Other duties included performing rituals in regards to the Goddess Vesta, and baking the sacred salt cake to be used at numerous ceremonies in the year.
They were the only female priests within the roman religious system. The head of the college of Vesta was called the Virgo Vestalis Maxima, and she was under the direct authority of the Pontifex Maximus.
The ruins of the Temple of Vesta in the Roman Forum, where the sacred flame burned
The college of Vesta had 18 members, though 6 were considered actual Vestal Virgins at any given time. They were selected from distinguished patrician families at an age from three to ten, and such appointments were considered a top honor for any family to receive.
They each served thirty years, the first ten years as novices, then ten years as actual vestal virgins, and finally ten years as supervisors responsible for training the novices.
After the thirty years of duty they were released from their duties and could then maintain a private life, including the right to marry. For men, arranging a marriage with a former vestal virgin was highly prestigious, regardless of age or the ability to have children.

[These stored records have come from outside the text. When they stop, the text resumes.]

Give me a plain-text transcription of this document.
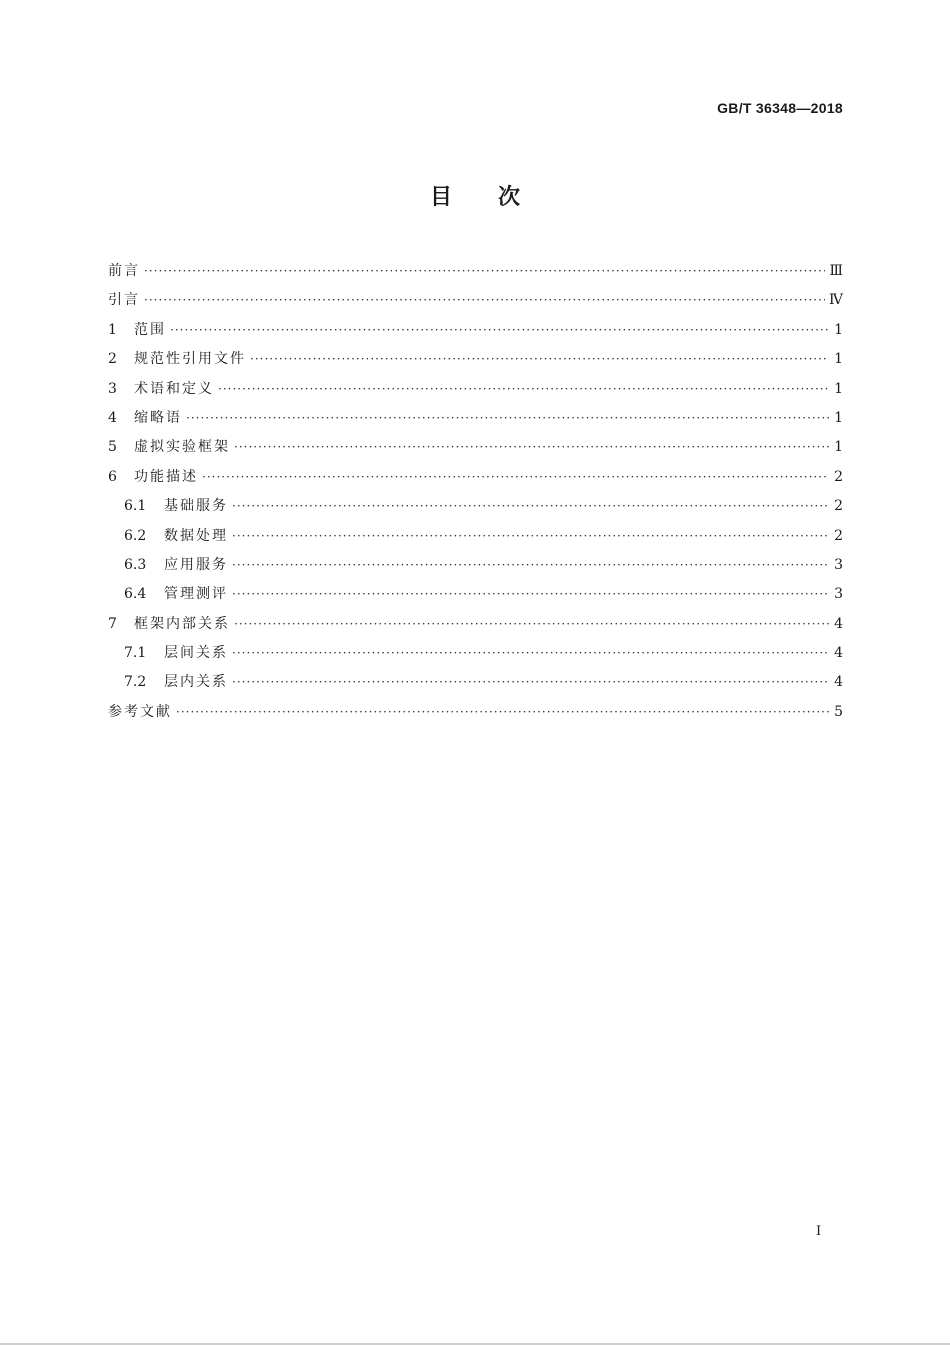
GB/T 36348—2018

目次
前言 ·····	Ⅲ
引言 ·····	Ⅳ
1	范围 ·····	1
2	规范性引用文件 ·····	1
3	术语和定义 ·····	1
4	缩略语 ·····	1
5	虚拟实验框架 ·····	1
6	功能描述 ·····	2
6.1	基础服务 ·····	2
6.2	数据处理 ·····	2
6.3	应用服务 ·····	3
6.4	管理测评 ·····	3
7	框架内部关系 ·····	4
7.1	层间关系 ·····	4
7.2	层内关系 ·····	4
参考文献 ·····	5

Ⅰ
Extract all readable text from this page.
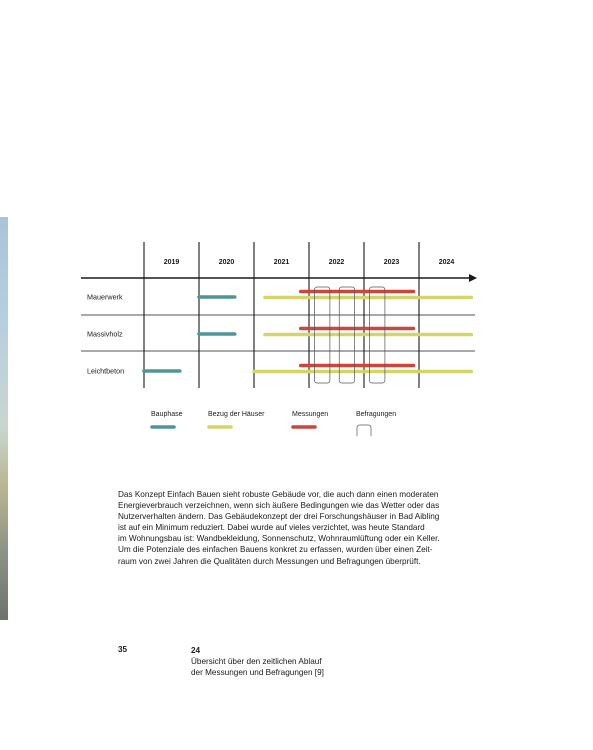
2019	2020	2021	2022	2023	2024
Mauerwerk
Massivholz
Leichtbeton
Bauphase	Bezug der Häuser	Messungen	Befragungen

Das Konzept Einfach Bauen sieht robuste Gebäude vor, die auch dann einen moderaten
Energieverbrauch verzeichnen, wenn sich äußere Bedingungen wie das Wetter oder das
Nutzerverhalten ändern. Das Gebäudekonzept der drei Forschungshäuser in Bad Aibling
ist auf ein Minimum reduziert. Dabei wurde auf vieles verzichtet, was heute Standard
im Wohnungsbau ist: Wandbekleidung, Sonnenschutz, Wohnraumlüftung oder ein Keller.
Um die Potenziale des einfachen Bauens konkret zu erfassen, wurden über einen Zeit-
raum von zwei Jahren die Qualitäten durch Messungen und Befragungen überprüft.

35	24
Übersicht über den zeitlichen Ablauf
der Messungen und Befragungen [9]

The vestals vowed to live in chastity for the thirty years their tenure lasted. In return, they were allowed many privileges not given to ordinary Roman women.
As one example, the vestals were not subject to the pater potestas of their fathers. Essentially they were allowed to handle their own properties and engage in legal contracts, they were allowed to travel around the city in a carriage, and they had special seats in the front row at the various games, where, in contrast, women were normally relegated to the back seats.
They were considered inviolable and sacred, and their blood could not be spilt without fear of terrible repercussion from the gods. So sacred and divine-like were these priestesses, that if a person sentenced to death met a vestal virgin on his way to the execution, he would be automatically pardoned. Of course, special care would be taken to prevent or to make sure this would happen, depending on the circumstances.
While enjoying many benefits, including a rather luxurious life in the House of Vestal Virgins, punishment for breaking the rules were severe. The punishment for breaking the vow of chastity was death by being buried alive, so as to kill a vestal without shedding her blood.
Such executions would take place in the "Evil Fields", or Campus Sceleratus, just outside the Servian Wall. Their lover would be flogged to death on the Comitium (the original open-air public meeting space of ancient Rome).
While these executions took place several times, it was obviously a rare event that carried all sorts of negative omens with it.
Although the Pontifex Maximus continues to the present day as an office of the higher order in the Catholic Church, the order of the vestals was disbanded in 394 AD when non-Christian cults, such as the Cult of Mithras, were banned by Theodosius.
The Church, wisely trying to keep the general population with a sense of familiarity, readily adopted the use of convents and position of nuns that held many of the same rules and customs as the Vestals.
Did you know...
The Temple of Vesta contained a number of objects the Romans believed were particuarly precious: the Palladium (a statue of Athena rescued from Troy by Aeneas), two statues of the Penates of the Roman people (protectors of the Roman household), and ashes (of unborn calves sacrificed on the Fordicidia which were mixed with the blood of a victorious horse from chariot races in honor of Jove).